I tried to search for the same answer but couldn't find any good info. I'm not sure if you should fix server or rails code.
If you want more info about the issue here is the commit that removed old way of logging https://github.com/rails/rails/commit/04ef93dae6d9cec616973c1110a33894ad4ba6ed
If you value production log readability over everything else you can use the
PassengerMaxInstancesPerApp 1
configuration. It might cause some scaling issues. Alternatively you could stuff something like this in application.rb:
process_log_filename = Rails.root + "log/#{Rails.env}-#{Process.pid}.log"
log_file = File.open(process_log_filename, 'a')
Rails.logger = ActiveSupport::BufferedLogger.new(log_file)
Yep!, they have made some changes in the ActiveSupport::BufferedLogger so it is not any more waiting until the request has ended to flush the logs:
http://news.ycombinator.com/item?id=4483390
https://github.com/rails/rails/commit/04ef93dae6d9cec616973c1110a33894ad4ba6ed
But they have added the ActiveSupport::TaggedLogging which is very funny and you can stamp every log with any kind of mark you want.
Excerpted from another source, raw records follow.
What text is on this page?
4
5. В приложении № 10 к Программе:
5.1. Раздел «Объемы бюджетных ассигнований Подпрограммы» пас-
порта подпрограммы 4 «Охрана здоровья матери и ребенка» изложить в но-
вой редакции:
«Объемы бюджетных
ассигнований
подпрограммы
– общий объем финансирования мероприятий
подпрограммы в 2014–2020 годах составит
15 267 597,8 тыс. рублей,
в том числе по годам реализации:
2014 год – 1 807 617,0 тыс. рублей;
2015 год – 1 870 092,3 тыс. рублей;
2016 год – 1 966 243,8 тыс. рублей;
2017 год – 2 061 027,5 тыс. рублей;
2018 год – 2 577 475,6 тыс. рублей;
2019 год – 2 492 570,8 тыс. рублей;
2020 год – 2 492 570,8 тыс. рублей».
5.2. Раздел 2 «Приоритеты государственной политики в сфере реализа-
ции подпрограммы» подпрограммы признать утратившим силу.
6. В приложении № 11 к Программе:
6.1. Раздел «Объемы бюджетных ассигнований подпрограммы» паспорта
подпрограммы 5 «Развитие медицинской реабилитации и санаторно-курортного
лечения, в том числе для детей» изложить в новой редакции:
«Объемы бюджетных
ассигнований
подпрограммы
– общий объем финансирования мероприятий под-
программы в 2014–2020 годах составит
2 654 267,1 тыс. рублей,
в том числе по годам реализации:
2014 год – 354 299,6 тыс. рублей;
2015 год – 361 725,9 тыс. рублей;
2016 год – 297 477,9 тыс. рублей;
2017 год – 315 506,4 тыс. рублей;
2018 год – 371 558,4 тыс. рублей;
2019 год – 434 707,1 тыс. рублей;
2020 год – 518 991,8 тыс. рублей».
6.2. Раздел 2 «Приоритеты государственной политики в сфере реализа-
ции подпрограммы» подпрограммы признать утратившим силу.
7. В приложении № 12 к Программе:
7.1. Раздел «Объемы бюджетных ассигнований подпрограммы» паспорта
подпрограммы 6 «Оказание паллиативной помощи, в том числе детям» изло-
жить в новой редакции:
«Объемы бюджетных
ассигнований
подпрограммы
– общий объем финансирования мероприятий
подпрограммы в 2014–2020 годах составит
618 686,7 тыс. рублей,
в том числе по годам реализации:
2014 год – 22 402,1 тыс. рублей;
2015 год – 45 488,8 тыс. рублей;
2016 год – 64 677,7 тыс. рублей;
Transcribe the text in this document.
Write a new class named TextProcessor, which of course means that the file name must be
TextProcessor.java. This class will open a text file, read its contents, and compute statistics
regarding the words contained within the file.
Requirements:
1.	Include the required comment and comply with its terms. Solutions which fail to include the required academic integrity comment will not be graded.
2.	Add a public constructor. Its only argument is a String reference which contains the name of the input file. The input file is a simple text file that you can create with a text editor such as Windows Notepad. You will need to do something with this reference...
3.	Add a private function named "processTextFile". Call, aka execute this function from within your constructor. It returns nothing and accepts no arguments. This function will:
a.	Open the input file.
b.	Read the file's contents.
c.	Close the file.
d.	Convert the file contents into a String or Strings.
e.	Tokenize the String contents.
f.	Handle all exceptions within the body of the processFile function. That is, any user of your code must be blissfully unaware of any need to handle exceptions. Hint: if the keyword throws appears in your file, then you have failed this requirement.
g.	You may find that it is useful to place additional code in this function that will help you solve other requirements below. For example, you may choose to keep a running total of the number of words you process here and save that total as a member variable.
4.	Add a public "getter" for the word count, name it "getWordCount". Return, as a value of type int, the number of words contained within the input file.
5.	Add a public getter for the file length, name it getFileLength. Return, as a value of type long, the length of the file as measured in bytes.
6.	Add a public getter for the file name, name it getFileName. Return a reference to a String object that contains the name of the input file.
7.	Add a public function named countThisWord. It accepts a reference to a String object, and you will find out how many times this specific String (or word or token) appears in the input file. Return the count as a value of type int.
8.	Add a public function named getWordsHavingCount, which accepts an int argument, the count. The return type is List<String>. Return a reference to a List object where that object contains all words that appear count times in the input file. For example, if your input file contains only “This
In your case could be good to stamp the logs with the request UUID like this:
# config/application.rb
config.log_tags = [:uuid]
Then even if the logs are messed up you still can follow which of them correspond to the request you are following up.
You can make more funny things with this feature to help you in your logs study:
How to log user_name in Rails?
http://zogovic.com/post/21138929607/running-time-in-rails-logs
Well, for me the TaggedLogging solution is a no go, I can live with some logs getting lost if the server crashes badly, but I want my logs to be perfectly ordered. So, following advice from the issue comments I'm applying this to my app:
# lib/sequential_logs.rb
module ActiveSupport
class BufferedLogger
def flush
#log_dest.flush
end
def respond_to?(method, include_private = false)
super
end
end
end
# config/initializers/sequential_logs.rb
require 'sequential_logs.rb'
Rails.logger.instance_variable_get(:#logger).instance_variable_get(:#log_dest).sync = false
As far as I can say this hasn't affected my app, it is still running and now my logs make sense again.
They should add some quasi-random reqid and write it in every line regarding one single request. This way you won't get confused.
I haven't used it, but I believe Lumberjack's unit_of_work method may be what you're looking for. You call:
Lumberjack.unit_of_work do
yield
end
And all logging done either in that block or in the yielded block are tagged with a unique ID.